Winterbourne felt sleepless. He was so much accustomed to being alert and awake at night and sleeping by day, that he found a difficulty in breaking the habit. He spent the night aimlessly wandering about the streets and sitting on Embankment benches. He notice that there were very few occupants of the benches – the War found work for every one. Odd, he reflected, that in War-time the country could afford five million pounds sterling a day in trying to kill Germans, and that in peace-time it couldn’t afford five million a year to attack its own destitution…

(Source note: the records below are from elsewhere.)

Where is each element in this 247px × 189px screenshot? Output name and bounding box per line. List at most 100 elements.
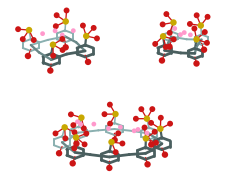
- Circle shape: [70, 135, 71, 136]
- Circle shape: [136, 127, 140, 132]
- Circle shape: [106, 126, 111, 131]
- Circle shape: [100, 159, 103, 161]
- Circle shape: [177, 38, 179, 40]
- Circle shape: [187, 50, 189, 52]
- Circle shape: [50, 41, 56, 48]
- Circle shape: [61, 147, 63, 149]
- Circle shape: [72, 39, 74, 40]
- Circle shape: [151, 149, 154, 151]
- Circle shape: [71, 28, 76, 33]
- Circle shape: [163, 54, 165, 57]
- Circle shape: [78, 122, 83, 127]
- Circle shape: [108, 162, 111, 164]
- Circle shape: [56, 150, 62, 156]
- Circle shape: [186, 38, 187, 40]
- Circle shape: [115, 130, 121, 136]
- Circle shape: [78, 138, 79, 139]
- Circle shape: [133, 116, 139, 122]
- Circle shape: [194, 57, 196, 60]
- Circle shape: [159, 57, 165, 64]
- Circle shape: [145, 131, 149, 135]
- Circle shape: [202, 29, 208, 35]
- Circle shape: [161, 137, 163, 139]
- Circle shape: [200, 55, 203, 57]
- Circle shape: [82, 154, 84, 156]
- Circle shape: [156, 136, 158, 137]
- Circle shape: [38, 47, 40, 49]
- Circle shape: [194, 47, 196, 49]
- Circle shape: [112, 111, 119, 117]
- Circle shape: [148, 141, 155, 148]
- Circle shape: [84, 56, 86, 58]
- Circle shape: [92, 47, 94, 49]
- Circle shape: [170, 47, 172, 49]
- Circle shape: [64, 8, 69, 13]
- Circle shape: [182, 30, 187, 35]
- Circle shape: [153, 155, 155, 157]
- Circle shape: [74, 145, 76, 148]
- Circle shape: [172, 26, 177, 31]
- Circle shape: [70, 129, 71, 130]
- Circle shape: [72, 33, 74, 34]
- Circle shape: [148, 139, 150, 140]
- Circle shape: [50, 53, 52, 55]
- Circle shape: [167, 30, 173, 36]
- Circle shape: [107, 102, 113, 108]
- Circle shape: [47, 67, 54, 74]
- Circle shape: [53, 130, 59, 136]
- Circle shape: [160, 22, 165, 27]
- Circle shape: [113, 149, 119, 155]
- Circle shape: [15, 26, 21, 32]
- Circle shape: [194, 41, 196, 43]
- Circle shape: [153, 146, 155, 148]
- Circle shape: [92, 53, 94, 55]
- Circle shape: [201, 44, 202, 46]
- Circle shape: [47, 39, 49, 41]
- Circle shape: [143, 135, 149, 142]
- Circle shape: [177, 33, 179, 35]
- Circle shape: [85, 59, 91, 65]
- Circle shape: [164, 38, 165, 40]
- Circle shape: [31, 37, 37, 43]
- Circle shape: [162, 151, 168, 158]
- Circle shape: [205, 14, 210, 20]
- Circle shape: [26, 27, 32, 33]
- Circle shape: [164, 33, 165, 35]
- Circle shape: [142, 125, 147, 130]
- Circle shape: [22, 41, 23, 43]
- Circle shape: [56, 39, 58, 40]
- Circle shape: [91, 25, 97, 31]
- Circle shape: [157, 125, 164, 132]
- Circle shape: [69, 160, 76, 167]
- Circle shape: [122, 125, 123, 127]
- Circle shape: [83, 131, 89, 136]
- Circle shape: [152, 41, 158, 47]
- Circle shape: [108, 139, 115, 145]
- Circle shape: [40, 31, 45, 36]
- Circle shape: [86, 129, 87, 130]
- Circle shape: [188, 33, 193, 37]
- Circle shape: [191, 26, 197, 31]
- Circle shape: [195, 46, 197, 48]
- Circle shape: [38, 51, 40, 53]
- Circle shape: [114, 134, 115, 136]
- Circle shape: [73, 140, 80, 147]
- Circle shape: [178, 32, 183, 37]
- Circle shape: [148, 127, 150, 129]
- Circle shape: [106, 131, 107, 133]
- Circle shape: [153, 149, 155, 152]
- Circle shape: [60, 47, 65, 53]
- Circle shape: [152, 129, 158, 135]
- Circle shape: [78, 115, 85, 121]
- Circle shape: [170, 19, 177, 26]
- Circle shape: [180, 52, 182, 54]
- Circle shape: [68, 147, 70, 149]
- Circle shape: [136, 149, 139, 152]
- Circle shape: [144, 146, 147, 149]
- Circle shape: [74, 157, 76, 160]
- Circle shape: [169, 140, 171, 142]
- Circle shape: [72, 129, 78, 135]
- Circle shape: [76, 53, 78, 55]
- Circle shape: [53, 23, 59, 29]
- Circle shape: [22, 47, 23, 49]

There was very little to do in Etaples, even with the more extended opportunities of an officer. They messed in a large, draughty marquee, but there was a camp cinema where he spent part of each evening. There were numbers of women at the Base, and he noticed that some of them were pregnant. Apparently there was no attempt at concealment; but then the birth-rate was declining rapidly in England, and babies were urgently needed for the Next War…

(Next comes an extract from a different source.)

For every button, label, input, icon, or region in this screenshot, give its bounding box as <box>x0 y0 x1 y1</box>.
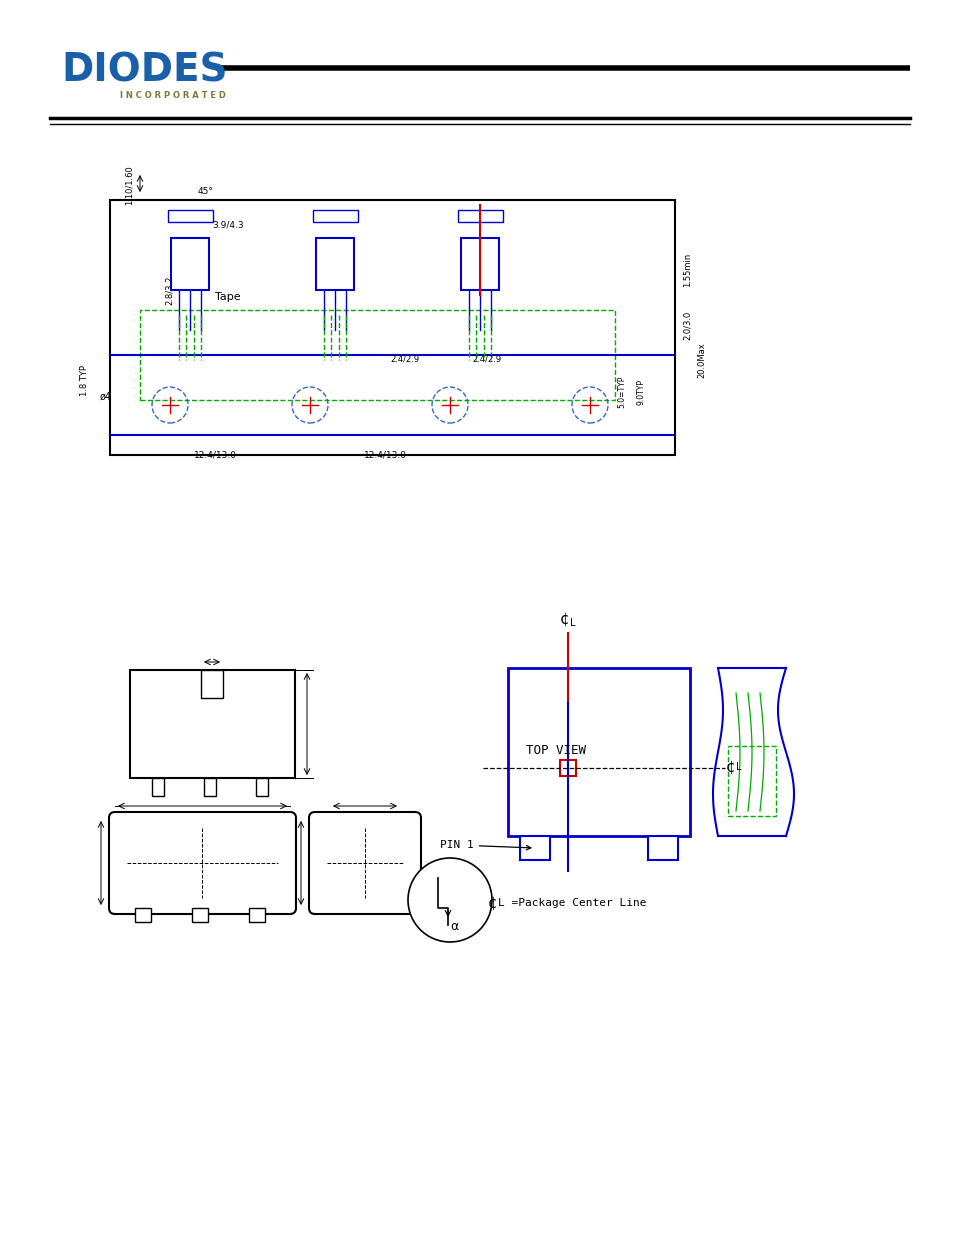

The days passed into weeks, the weeks into months. He moved through impressions like a man hallucinated. And every incident seemed to beat on his brain Death, Death, Death. All the decay and dead of battlefields entered his blood and seemed to poison him. He lived among smashed bodies and human remains in an infernal cemetery. If he scratched his stick idly and nervously in the side of a trench, he pulled out human ribs. He ordered a new latrine to be dug out from the trench, and thrice the digging had to be abandoned because they came upon terrible black masses of decomposing bodies…

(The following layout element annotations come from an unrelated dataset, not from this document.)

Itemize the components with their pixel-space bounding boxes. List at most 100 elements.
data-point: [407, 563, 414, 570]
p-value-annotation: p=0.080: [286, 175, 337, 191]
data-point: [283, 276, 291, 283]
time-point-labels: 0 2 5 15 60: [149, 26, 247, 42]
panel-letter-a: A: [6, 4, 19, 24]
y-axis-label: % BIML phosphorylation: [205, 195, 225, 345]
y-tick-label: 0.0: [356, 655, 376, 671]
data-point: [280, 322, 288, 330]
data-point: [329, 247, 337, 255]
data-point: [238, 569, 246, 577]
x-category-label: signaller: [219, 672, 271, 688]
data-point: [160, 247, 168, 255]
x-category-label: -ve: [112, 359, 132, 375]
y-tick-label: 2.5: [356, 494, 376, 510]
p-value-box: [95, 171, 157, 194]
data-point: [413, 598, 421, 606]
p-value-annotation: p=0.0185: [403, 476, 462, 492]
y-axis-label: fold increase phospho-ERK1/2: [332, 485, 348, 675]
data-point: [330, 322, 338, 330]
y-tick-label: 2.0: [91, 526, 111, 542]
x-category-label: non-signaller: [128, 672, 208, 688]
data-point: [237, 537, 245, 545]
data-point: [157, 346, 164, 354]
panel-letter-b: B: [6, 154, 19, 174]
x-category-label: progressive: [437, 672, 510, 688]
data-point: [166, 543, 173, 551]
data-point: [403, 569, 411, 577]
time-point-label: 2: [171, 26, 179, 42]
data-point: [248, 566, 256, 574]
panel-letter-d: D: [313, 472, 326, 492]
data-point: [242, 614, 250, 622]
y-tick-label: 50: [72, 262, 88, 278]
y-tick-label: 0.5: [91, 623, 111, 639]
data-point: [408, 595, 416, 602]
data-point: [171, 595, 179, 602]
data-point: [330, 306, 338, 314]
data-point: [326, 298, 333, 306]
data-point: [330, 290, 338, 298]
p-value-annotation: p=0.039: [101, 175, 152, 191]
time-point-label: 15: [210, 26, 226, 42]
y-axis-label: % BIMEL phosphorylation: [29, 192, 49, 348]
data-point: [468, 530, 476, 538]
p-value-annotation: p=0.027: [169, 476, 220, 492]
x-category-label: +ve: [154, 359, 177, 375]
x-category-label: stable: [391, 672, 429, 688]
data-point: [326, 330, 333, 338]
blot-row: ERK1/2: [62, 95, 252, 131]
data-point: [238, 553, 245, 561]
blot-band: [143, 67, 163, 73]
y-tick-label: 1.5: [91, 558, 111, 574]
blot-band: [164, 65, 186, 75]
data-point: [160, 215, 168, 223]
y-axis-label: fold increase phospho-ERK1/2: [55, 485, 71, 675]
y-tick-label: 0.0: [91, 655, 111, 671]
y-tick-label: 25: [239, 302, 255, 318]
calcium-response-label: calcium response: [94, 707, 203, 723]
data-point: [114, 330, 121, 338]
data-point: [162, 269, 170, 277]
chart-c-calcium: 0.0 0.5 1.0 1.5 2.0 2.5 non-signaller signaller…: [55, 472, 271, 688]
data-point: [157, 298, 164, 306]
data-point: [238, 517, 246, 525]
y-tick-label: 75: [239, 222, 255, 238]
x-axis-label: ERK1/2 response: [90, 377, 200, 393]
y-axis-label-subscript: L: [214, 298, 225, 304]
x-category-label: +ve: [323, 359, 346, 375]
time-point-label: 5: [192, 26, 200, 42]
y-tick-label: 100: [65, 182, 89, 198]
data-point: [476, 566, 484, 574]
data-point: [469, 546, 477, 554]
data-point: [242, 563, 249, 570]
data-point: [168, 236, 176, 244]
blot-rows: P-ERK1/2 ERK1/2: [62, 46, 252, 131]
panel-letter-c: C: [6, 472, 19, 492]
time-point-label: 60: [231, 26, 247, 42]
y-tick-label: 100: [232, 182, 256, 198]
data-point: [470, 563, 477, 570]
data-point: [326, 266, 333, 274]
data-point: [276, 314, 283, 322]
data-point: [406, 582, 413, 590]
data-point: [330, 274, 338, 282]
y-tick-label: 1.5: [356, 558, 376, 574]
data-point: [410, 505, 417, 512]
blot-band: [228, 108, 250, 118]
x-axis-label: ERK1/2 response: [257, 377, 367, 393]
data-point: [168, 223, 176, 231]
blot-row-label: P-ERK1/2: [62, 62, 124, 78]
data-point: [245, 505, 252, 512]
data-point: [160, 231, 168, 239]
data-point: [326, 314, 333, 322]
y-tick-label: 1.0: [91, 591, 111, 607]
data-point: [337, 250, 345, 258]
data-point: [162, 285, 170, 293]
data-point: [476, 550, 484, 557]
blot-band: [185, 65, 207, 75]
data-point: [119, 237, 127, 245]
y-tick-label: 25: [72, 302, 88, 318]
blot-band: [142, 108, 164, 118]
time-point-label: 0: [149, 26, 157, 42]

For three days in succession Winterbourne’s company formed the advance-guard, and he led it in the darkness over unknown ground, by compass-bearing, in a kind of dazed delirium. Pressing on through falling shells in a blank night, with the ever-present dread of falling into a machine-gun ambush, became an agony. They fought their way into inhabited villages, which had been held by the Germans for over four years. The terrified people crouched in cellars or ran distractedly into the fields. They took the village of F-, after a brief but fierce bombardment, an hour after dawn. The roads leading in and out were encumbered with dead Germans, smashed transport, the contorted bodies of dead horses. Dead German soldiers lay about the village street, which was cluttered with fallen tiles and bricks. In a garden a war-demented peasant was digging a grave to bury his wife, who had been killed by a shell-burst. In a ruined village school Winterbourne picked up a book – it was Pascal’s Thoughts on Christianity.